WGLab / LongGF

A computational algorithm and software tool for fast and accurate detection of gene fusion by long-read transcriptome sequencing
GNU General Public License v3.0
22 stars 1 forks source link

Does LongGF ignore contigs in the reference not prefixed with "chr"? #8

Open oneillkza opened 3 years ago

oneillkza commented 3 years ago

Hi,

We're trying to call fusion transcripts in cervical cancers with HPV, using a reference we created by adding various HPV strains to hg38. When we run LongGF on data aligned to this reference, using a combined hg38/HPV gtf file, it calls fusions between human genes, but ignores the HPV-containing reads. (We can definitely see fusion reads between the HPV and hg38 genes when we look in IGV).

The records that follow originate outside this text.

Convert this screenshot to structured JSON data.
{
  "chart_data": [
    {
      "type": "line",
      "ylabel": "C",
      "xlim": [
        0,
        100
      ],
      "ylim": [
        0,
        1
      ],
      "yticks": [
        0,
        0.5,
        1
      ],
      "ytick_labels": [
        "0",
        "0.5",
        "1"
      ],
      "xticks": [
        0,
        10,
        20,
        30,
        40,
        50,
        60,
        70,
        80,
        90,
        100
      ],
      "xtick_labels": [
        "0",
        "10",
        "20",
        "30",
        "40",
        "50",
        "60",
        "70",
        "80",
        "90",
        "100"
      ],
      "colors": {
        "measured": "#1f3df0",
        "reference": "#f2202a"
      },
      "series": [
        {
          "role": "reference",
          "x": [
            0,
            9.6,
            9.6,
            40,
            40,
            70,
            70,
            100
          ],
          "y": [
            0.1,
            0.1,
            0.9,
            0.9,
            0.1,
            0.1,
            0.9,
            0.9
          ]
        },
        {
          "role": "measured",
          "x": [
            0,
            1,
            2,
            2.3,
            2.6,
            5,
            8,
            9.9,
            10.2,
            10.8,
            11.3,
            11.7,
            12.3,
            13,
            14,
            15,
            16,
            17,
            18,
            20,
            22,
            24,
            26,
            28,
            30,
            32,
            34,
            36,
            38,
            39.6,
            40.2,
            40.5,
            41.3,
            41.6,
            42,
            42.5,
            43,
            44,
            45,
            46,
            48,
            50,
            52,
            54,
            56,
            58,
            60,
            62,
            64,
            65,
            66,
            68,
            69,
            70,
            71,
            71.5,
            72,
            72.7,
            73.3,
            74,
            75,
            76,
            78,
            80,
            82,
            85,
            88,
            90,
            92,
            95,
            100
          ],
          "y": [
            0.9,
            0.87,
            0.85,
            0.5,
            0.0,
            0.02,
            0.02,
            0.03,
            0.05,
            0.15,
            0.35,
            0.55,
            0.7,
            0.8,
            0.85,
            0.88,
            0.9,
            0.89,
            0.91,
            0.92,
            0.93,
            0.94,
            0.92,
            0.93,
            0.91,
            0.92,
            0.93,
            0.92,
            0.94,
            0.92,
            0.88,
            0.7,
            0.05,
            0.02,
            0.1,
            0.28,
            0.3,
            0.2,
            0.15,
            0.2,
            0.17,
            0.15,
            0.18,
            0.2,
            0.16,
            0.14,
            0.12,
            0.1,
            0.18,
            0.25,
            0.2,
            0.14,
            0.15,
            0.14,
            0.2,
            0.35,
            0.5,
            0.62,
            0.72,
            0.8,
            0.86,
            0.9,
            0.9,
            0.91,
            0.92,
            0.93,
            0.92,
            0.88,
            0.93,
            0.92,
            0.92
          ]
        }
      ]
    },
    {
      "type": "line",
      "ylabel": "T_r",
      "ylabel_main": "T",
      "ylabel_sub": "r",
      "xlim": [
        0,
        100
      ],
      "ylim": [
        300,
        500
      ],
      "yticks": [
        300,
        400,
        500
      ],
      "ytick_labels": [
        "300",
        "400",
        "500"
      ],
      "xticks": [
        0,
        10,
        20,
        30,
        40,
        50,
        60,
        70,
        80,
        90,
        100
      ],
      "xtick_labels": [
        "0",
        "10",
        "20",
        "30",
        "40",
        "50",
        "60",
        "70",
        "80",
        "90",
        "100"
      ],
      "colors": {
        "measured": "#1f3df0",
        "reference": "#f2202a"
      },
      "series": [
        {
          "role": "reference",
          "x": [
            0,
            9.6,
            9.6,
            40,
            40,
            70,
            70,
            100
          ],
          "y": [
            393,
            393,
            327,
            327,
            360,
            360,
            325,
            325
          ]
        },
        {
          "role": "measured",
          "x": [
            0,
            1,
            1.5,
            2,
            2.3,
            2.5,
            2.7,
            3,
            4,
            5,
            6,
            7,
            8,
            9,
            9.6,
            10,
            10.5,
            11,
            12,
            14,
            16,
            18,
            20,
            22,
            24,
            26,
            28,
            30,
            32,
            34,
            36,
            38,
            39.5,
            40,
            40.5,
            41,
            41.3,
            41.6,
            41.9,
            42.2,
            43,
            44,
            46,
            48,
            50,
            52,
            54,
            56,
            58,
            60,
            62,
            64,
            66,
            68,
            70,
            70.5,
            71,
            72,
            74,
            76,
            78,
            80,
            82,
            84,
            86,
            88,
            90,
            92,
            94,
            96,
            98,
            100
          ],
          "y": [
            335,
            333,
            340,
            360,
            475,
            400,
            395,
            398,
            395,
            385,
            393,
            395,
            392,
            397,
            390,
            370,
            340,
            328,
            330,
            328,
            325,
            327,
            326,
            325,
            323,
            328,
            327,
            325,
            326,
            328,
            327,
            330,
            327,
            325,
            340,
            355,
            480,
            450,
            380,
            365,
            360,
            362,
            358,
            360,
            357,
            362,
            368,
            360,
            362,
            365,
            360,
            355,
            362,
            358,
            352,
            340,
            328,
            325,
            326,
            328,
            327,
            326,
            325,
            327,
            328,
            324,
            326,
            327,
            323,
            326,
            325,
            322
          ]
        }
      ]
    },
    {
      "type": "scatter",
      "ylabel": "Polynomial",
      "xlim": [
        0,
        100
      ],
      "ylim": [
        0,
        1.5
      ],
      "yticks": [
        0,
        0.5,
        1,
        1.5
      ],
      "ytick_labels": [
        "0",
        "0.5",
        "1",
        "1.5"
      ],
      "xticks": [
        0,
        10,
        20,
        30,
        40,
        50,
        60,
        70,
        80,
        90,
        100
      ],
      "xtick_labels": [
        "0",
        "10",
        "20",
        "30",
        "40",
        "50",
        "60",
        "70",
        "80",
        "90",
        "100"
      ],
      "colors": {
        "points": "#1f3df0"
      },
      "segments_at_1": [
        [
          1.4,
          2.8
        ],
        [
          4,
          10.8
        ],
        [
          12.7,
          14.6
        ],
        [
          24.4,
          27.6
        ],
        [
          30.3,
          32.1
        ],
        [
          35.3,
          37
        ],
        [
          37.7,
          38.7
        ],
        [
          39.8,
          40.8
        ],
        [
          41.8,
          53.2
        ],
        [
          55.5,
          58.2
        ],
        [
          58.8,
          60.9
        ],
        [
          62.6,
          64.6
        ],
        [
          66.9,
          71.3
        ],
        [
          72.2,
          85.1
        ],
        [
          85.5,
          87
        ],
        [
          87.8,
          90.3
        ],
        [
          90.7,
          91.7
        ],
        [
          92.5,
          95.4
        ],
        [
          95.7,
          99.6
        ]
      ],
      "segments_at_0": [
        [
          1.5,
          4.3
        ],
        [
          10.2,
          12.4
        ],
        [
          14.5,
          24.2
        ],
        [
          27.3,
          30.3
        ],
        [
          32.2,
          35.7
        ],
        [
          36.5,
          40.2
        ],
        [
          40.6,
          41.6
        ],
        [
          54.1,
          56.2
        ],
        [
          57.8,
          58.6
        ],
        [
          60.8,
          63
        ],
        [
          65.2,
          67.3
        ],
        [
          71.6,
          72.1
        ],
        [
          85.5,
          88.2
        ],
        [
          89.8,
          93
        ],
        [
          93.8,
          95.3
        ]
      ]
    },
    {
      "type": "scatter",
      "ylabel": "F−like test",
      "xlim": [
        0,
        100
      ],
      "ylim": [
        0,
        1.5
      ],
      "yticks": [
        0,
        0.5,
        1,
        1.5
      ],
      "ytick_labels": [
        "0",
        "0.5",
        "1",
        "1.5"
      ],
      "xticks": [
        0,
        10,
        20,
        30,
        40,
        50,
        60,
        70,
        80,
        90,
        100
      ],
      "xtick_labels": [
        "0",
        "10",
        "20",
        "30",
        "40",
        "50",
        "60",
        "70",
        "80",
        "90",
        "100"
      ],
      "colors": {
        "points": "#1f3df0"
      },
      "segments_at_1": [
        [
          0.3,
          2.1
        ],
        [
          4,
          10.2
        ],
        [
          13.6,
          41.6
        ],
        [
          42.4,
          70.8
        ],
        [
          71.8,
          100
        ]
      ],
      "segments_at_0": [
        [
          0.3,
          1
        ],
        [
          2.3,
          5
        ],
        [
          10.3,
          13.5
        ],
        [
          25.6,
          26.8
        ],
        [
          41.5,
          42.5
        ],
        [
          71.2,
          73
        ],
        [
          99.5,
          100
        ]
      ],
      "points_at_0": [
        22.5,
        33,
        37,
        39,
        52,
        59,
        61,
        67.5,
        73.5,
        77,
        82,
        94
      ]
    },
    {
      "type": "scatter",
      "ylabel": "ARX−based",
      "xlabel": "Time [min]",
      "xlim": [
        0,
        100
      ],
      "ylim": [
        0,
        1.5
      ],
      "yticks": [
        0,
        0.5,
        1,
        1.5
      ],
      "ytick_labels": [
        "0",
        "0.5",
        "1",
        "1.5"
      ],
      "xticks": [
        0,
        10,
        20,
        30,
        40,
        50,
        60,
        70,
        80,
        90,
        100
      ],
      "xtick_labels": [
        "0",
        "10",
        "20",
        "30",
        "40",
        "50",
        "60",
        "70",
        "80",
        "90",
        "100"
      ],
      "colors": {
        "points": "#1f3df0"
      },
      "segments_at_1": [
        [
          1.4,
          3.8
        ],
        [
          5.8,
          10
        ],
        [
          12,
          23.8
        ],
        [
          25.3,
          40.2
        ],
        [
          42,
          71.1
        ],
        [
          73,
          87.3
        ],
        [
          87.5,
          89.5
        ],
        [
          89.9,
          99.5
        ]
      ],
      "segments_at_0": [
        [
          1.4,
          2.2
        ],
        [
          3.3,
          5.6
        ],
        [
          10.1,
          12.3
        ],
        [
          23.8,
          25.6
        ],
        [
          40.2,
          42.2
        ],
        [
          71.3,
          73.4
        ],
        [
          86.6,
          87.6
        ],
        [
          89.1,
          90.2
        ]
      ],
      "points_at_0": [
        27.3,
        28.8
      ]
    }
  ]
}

The HPV "chromosomes" all have names like "HPV16", "HPV18", etc. Does LongGF ignore genes on chromosomes that don't start with the string "chr"? If so, how could we override that behaviour?

Thanks!

liuqianhn commented 3 years ago

@oneillkza LongGF does not ignore genes/chromosome without starting chr, but will not consider chromosome whose name contains _. If you suspect chr will be the issue, could you please change HPV16 or HPV18 to chr26 or chr28 to see what happen. Please note that the chromosomes in bam and in gtf are need to have similar naming strategies if the chromosome names do not start with 'chr'. If a chromosome name starts with chr, LongGF will try to match them with both chromosome with and without chr: that is chr20 is same as 20 in LongGF. If you do not mind, you can generate small datasets of bam/gtf and share with me via liuqianhn@gmail.com so that I can debug it.

oneillkza commented 3 years ago

Thanks @liuqianhn. Unfortunately our data is patient data, so I can't share the bam (even a subset of it). But I can see if I can make some simulated data that behaves the same. I can share the gtf, however.